If you really resent it, by all means stop but do tell her first- don’t just let her worry. You might say that you think it’s creating extra worry for you both- you know she’ll be worrying until she gets the call and so that makes you feel worried in turn- and actually the solution might be for you both just to assume everything is fine unless you’re told otherwise.

OchreDandelion · 06/04/2022 08:23

I always message my mum and she lives thousands of miles away so wouldn't even know I had left home if I didn't tell her. I also send her accommodation details.

For us, it started when something serious happened to my uncle and it took some time to track down my dad (on a work trip abroad) to let him know. Now we all tell each other just in case.

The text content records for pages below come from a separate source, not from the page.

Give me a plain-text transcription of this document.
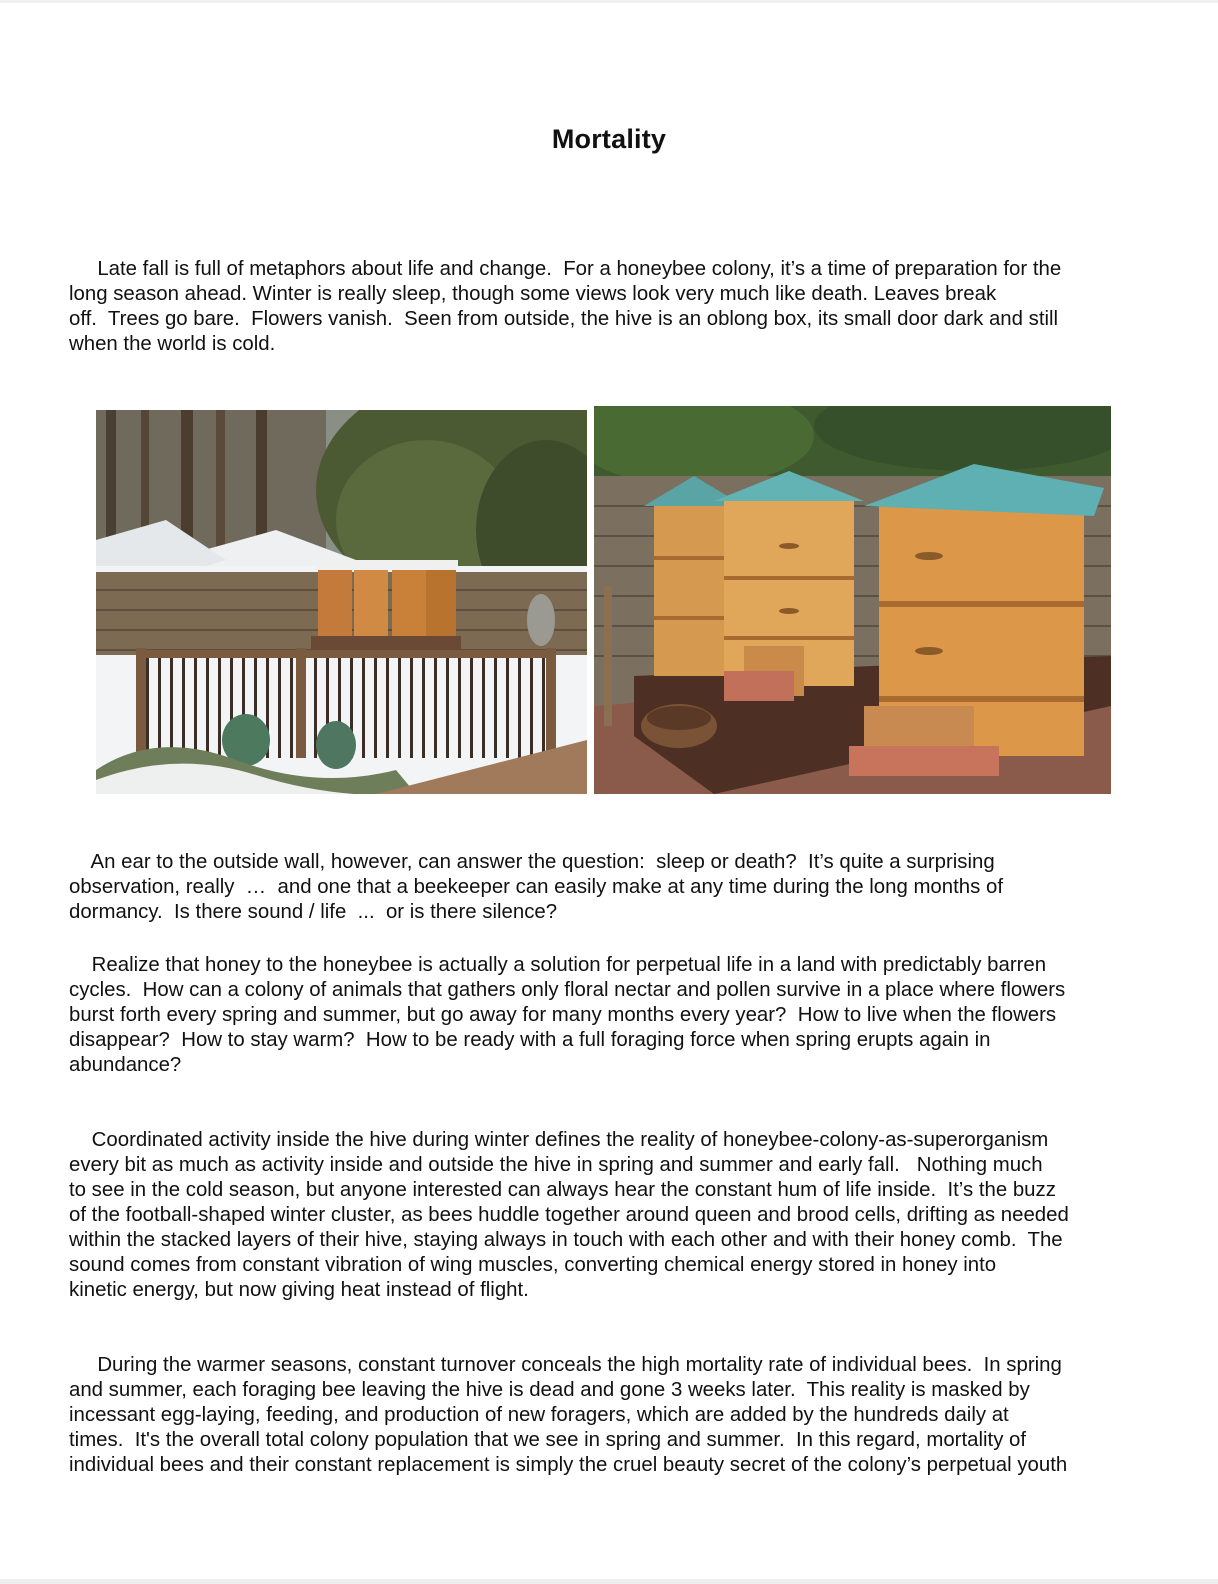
Mortality

Late fall is full of metaphors about life and change.  For a honeybee colony, it’s a time of preparation for the
long season ahead. Winter is really sleep, though some views look very much like death. Leaves break
off.  Trees go bare.  Flowers vanish.  Seen from outside, the hive is an oblong box, its small door dark and still
when the world is cold.

An ear to the outside wall, however, can answer the question:  sleep or death?  It’s quite a surprising
observation, really  …  and one that a beekeeper can easily make at any time during the long months of
dormancy.  Is there sound / life  ...  or is there silence?

Realize that honey to the honeybee is actually a solution for perpetual life in a land with predictably barren
cycles.  How can a colony of animals that gathers only floral nectar and pollen survive in a place where flowers
burst forth every spring and summer, but go away for many months every year?  How to live when the flowers
disappear?  How to stay warm?  How to be ready with a full foraging force when spring erupts again in
abundance?

Coordinated activity inside the hive during winter defines the reality of honeybee-colony-as-superorganism
every bit as much as activity inside and outside the hive in spring and summer and early fall.   Nothing much
to see in the cold season, but anyone interested can always hear the constant hum of life inside.  It’s the buzz
of the football-shaped winter cluster, as bees huddle together around queen and brood cells, drifting as needed
within the stacked layers of their hive, staying always in touch with each other and with their honey comb.  The
sound comes from constant vibration of wing muscles, converting chemical energy stored in honey into
kinetic energy, but now giving heat instead of flight.

During the warmer seasons, constant turnover conceals the high mortality rate of individual bees.  In spring
and summer, each foraging bee leaving the hive is dead and gone 3 weeks later.  This reality is masked by
incessant egg-laying, feeding, and production of new foragers, which are added by the hundreds daily at
times.  It's the overall total colony population that we see in spring and summer.  In this regard, mortality of
individual bees and their constant replacement is simply the cruel beauty secret of the colony’s perpetual youth
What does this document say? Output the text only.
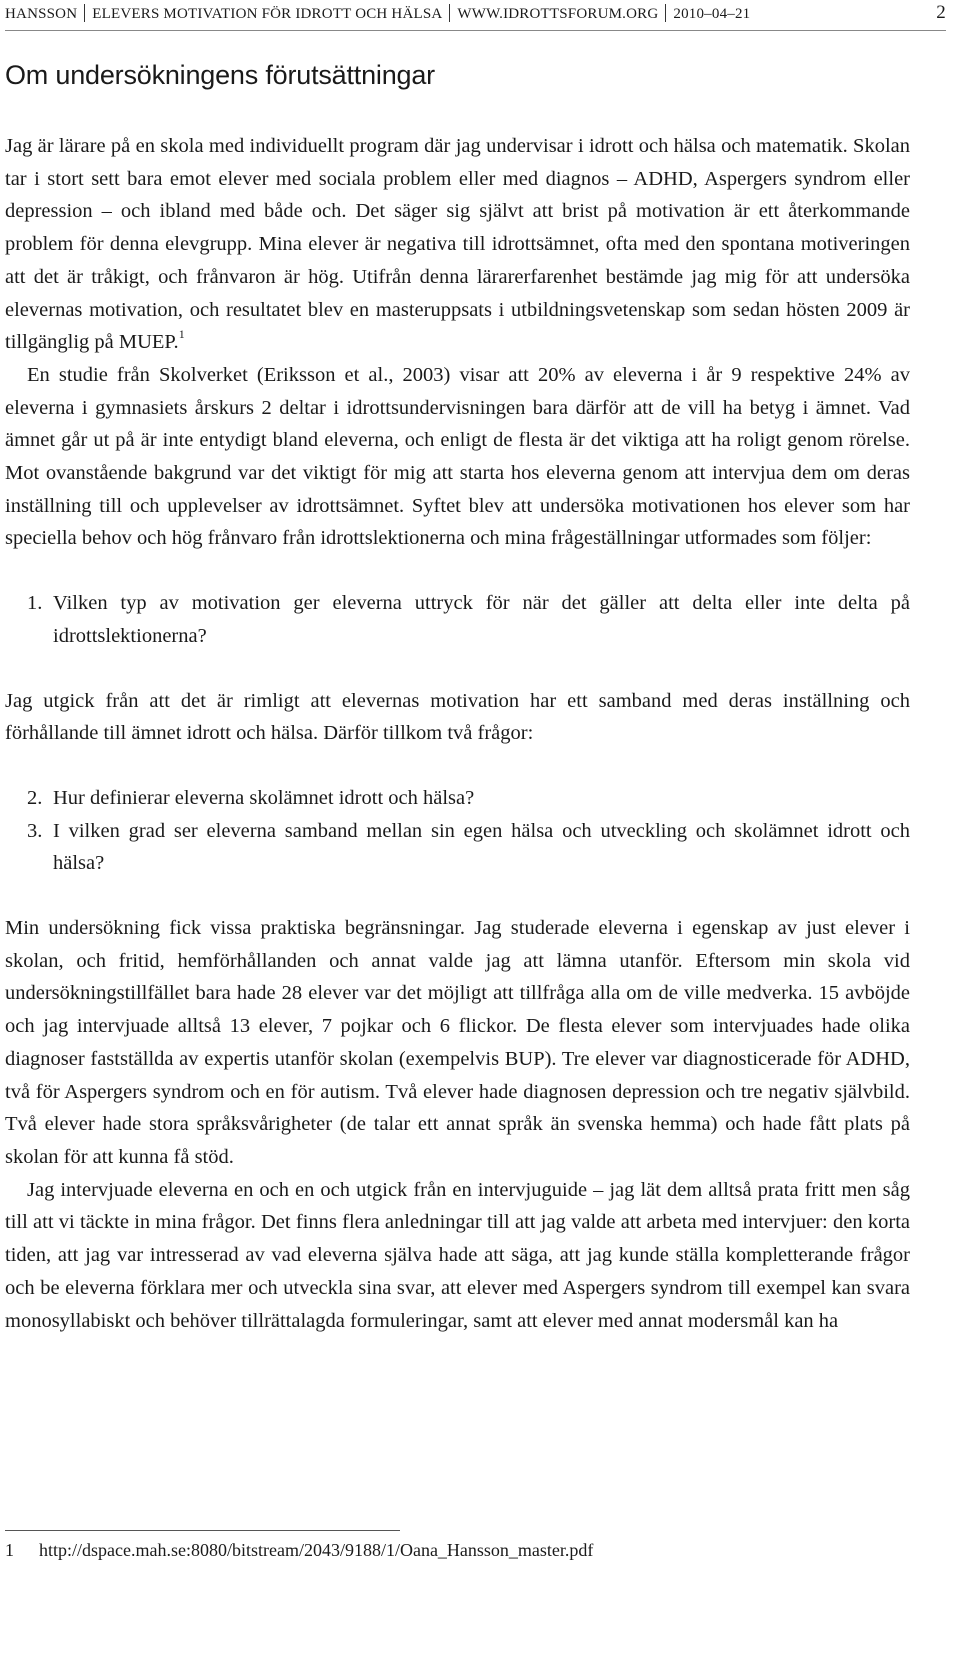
HANSSON ELEVERS MOTIVATION FÖR IDROTT OCH HÄLSA WWW.IDROTTSFORUM.ORG 2010–04–21	2
Om undersökningens förutsättningar

Jag är lärare på en skola med individuellt program där jag undervisar i idrott och hälsa och matematik. Skolan tar i stort sett bara emot elever med sociala problem eller med diagnos – ADHD, Aspergers syndrom eller depression – och ibland med både och. Det säger sig självt att brist på motivation är ett återkommande problem för denna elevgrupp. Mina elever är negativa till idrottsämnet, ofta med den spontana motiveringen att det är tråkigt, och frånvaron är hög. Utifrån denna lärarerfarenhet bestämde jag mig för att undersöka elevernas motivation, och resultatet blev en masteruppsats i utbildningsvetenskap som sedan hösten 2009 är tillgänglig på MUEP.$^1$

En studie från Skolverket (Eriksson et al., 2003) visar att 20% av eleverna i år 9 respektive 24% av eleverna i gymnasiets årskurs 2 deltar i idrottsundervisningen bara därför att de vill ha betyg i ämnet. Vad ämnet går ut på är inte entydigt bland eleverna, och enligt de flesta är det viktiga att ha roligt genom rörelse. Mot ovanstående bakgrund var det viktigt för mig att starta hos eleverna genom att intervjua dem om deras inställning till och upplevelser av idrottsämnet. Syftet blev att undersöka motivationen hos elever som har speciella behov och hög frånvaro från idrottslektionerna och mina frågeställningar utformades som följer:

1. Vilken typ av motivation ger eleverna uttryck för när det gäller att delta eller inte delta på idrottslektionerna?

Jag utgick från att det är rimligt att elevernas motivation har ett samband med deras inställning och förhållande till ämnet idrott och hälsa. Därför tillkom två frågor:

2. Hur definierar eleverna skolämnet idrott och hälsa?
3. I vilken grad ser eleverna samband mellan sin egen hälsa och utveckling och skolämnet idrott och hälsa?

Min undersökning fick vissa praktiska begränsningar. Jag studerade eleverna i egenskap av just elever i skolan, och fritid, hemförhållanden och annat valde jag att lämna utanför. Eftersom min skola vid undersökningstillfället bara hade 28 elever var det möjligt att tillfråga alla om de ville medverka. 15 avböjde och jag intervjuade alltså 13 elever, 7 pojkar och 6 flickor. De flesta elever som intervjuades hade olika diagnoser fastställda av expertis utanför skolan (exempelvis BUP). Tre elever var diagnosticerade för ADHD, två för Aspergers syndrom och en för autism. Två elever hade diagnosen depression och tre negativ självbild. Två elever hade stora språksvårigheter (de talar ett annat språk än svenska hemma) och hade fått plats på skolan för att kunna få stöd.

Jag intervjuade eleverna en och en och utgick från en intervjuguide – jag lät dem alltså prata fritt men såg till att vi täckte in mina frågor. Det finns flera anledningar till att jag valde att arbeta med intervjuer: den korta tiden, att jag var intresserad av vad eleverna själva hade att säga, att jag kunde ställa kompletterande frågor och be eleverna förklara mer och utveckla sina svar, att elever med Aspergers syndrom till exempel kan svara monosyllabiskt och behöver tillrättalagda formuleringar, samt att elever med annat modersmål kan ha

1 http://dspace.mah.se:8080/bitstream/2043/9188/1/Oana_Hansson_master.pdf
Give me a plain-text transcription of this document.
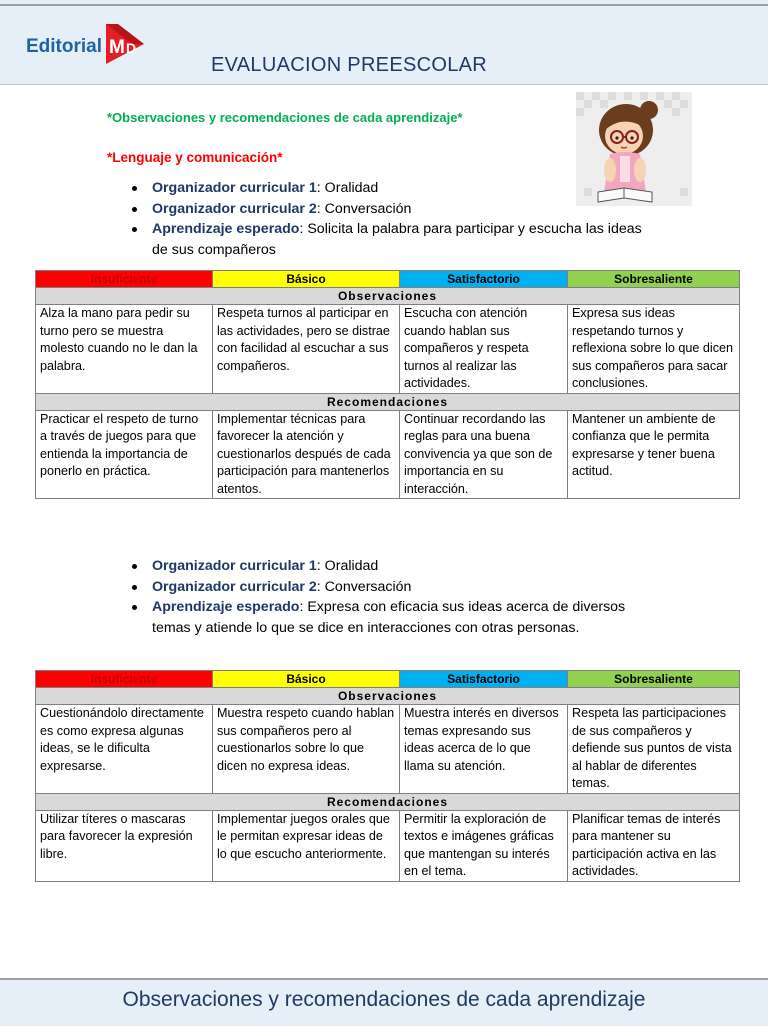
Editorial M D
EVALUACION PREESCOLAR
*Observaciones y recomendaciones de cada aprendizaje*
*Lenguaje y comunicación*
Organizador curricular 1: Oralidad
Organizador curricular 2: Conversación
Aprendizaje esperado: Solicita la palabra para participar y escucha las ideas de sus compañeros
Insuficiente	Básico	Satisfactorio	Sobresaliente
Observaciones			
Alza la mano para pedir su turno pero se muestra molesto cuando no le dan la palabra.	Respeta turnos al participar en las actividades, pero se distrae con facilidad al escuchar a sus compañeros.	Escucha con atención cuando hablan sus compañeros y respeta turnos al realizar las actividades.	Expresa sus ideas respetando turnos y reflexiona sobre lo que dicen sus compañeros para sacar conclusiones.
Recomendaciones			
Practicar el respeto de turno a través de juegos para que entienda la importancia de ponerlo en práctica.	Implementar técnicas para favorecer la atención y cuestionarlos después de cada participación para mantenerlos atentos.	Continuar recordando las reglas para una buena convivencia ya que son de importancia en su interacción.	Mantener un ambiente de confianza que le permita expresarse y tener buena actitud.
Organizador curricular 1: Oralidad
Organizador curricular 2: Conversación
Aprendizaje esperado: Expresa con eficacia sus ideas acerca de diversos temas y atiende lo que se dice en interacciones con otras personas.
Insuficiente	Básico	Satisfactorio	Sobresaliente
Observaciones			
Cuestionándolo directamente es como expresa algunas ideas, se le dificulta expresarse.	Muestra respeto cuando hablan sus compañeros pero al cuestionarlos sobre lo que dicen no expresa ideas.	Muestra interés en diversos temas expresando sus ideas acerca de lo que llama su atención.	Respeta las participaciones de sus compañeros y defiende sus puntos de vista al hablar de diferentes temas.
Recomendaciones			
Utilizar títeres o mascaras para favorecer la expresión libre.	Implementar juegos orales que le permitan expresar ideas de lo que escucho anteriormente.	Permitir la exploración de textos e imágenes gráficas que mantengan su interés en el tema.	Planificar temas de interés para mantener su participación activa en las actividades.
Observaciones y recomendaciones de cada aprendizaje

Lucia23 · 06/04/2022 08:24

@ServantofthePeople

I hear you,

It depends whether she’s being controlling - mine is

Yes she has a controlling nature although she has good points as well. I've spent years asserting and reasserting boundaries.
OP posts:
EsmeeMerlin · 06/04/2022 08:24

Of all the things to criticize your mum for, you criticize her for asking to know you are safe. The mind boggles sometimes. I am the same age as you and still text my nan when I get home after visiting and I up to recently lived 20 mins away. Never once thought of it as an issue. Lots of parents want a text when their child is travelling regardless of the age of their child.

ServantofthePeople · 06/04/2022 08:24

And yes it is a bizarre question. As if a plane crash wouldn’t be on the news!
Even my controlling mother confines herself to checking the plane has landed online!